Imagine you’re reviewing a pull request that makes visual changes to an application, and you don’t need to either (1) clone and build that branch to see what the changes actually look like, or (2) set up infrastructure to build a staged version of that app on every commit to a branch. What if it was just pre-built and you got to open the code for that branch in an isolated environment and run the app from there? No time wasted cloning things, and no need for bespoke infrastructure. Just easily review code and test out a pre-built app in an isolated environment.

Some more questions come to mind for this kind of work flow:

  • Where is the “local” database? How is it deployed and managed?
  • How can these systems effectively scale up and down hardware based on CPU and memory requirements?
  • Could this come with a guarantee of a more secure supply chain?
  • How would compliance for things like HIPAA play out in this sort of world?
  • What would a marketplace for cloud-based, reproducible developer environments look like?
  • Would this be a way to achieve vendor lock-in, or would vendor neutral tooling win out?
  • Will web-based IDEs get good enough to have people abandon local IDEs altogether?
  • What kind of new developer tooling features could be built when everything is in the cloud? New kinds of code analysis?
  • Would this enable the third area (Cross-codebase search, navigation, changes, and insights) to be more effective?
  • What would administrative tools (i.e., tools for dev leads and IT staff) look like?

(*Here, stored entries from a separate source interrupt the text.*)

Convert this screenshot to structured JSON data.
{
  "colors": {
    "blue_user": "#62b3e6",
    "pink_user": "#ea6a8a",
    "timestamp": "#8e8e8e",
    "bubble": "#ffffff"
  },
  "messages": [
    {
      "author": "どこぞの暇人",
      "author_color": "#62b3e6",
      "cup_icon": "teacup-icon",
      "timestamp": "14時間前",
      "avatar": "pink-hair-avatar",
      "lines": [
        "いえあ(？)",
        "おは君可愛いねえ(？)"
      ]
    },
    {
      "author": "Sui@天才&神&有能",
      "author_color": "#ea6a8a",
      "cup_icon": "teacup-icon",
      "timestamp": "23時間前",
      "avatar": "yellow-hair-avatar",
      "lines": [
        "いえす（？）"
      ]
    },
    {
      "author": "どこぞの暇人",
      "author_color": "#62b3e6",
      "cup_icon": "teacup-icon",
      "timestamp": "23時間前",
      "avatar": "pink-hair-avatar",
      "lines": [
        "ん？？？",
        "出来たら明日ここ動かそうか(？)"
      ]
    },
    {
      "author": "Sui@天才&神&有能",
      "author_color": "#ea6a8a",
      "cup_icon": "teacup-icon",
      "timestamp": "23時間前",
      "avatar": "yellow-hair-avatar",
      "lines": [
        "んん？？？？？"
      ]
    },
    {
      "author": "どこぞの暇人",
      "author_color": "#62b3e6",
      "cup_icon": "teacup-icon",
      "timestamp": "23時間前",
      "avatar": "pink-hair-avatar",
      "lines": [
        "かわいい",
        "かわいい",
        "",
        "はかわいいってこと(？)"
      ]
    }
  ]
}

I think there’s a lot to figure out in this area, and I’m sure a lot of developers need convincing to just move everything to the cloud. But I think we have the technology to enable it and I think it already solves some very real problems today.

By the way, I actually use this kind of environment for this website and some OSS projects that I maintain. It works exceptionally well for them and it’s already a step up from using my local machine. If I can get them to work with the main codebase I work in, I’m never going back.

What else?

I wrote about four areas, but I’m sure there’s more. Something will certainly happen in the next decade that nobody could predict, and it will take the developer tools market by storm. I’m definitely excited to see what it might be.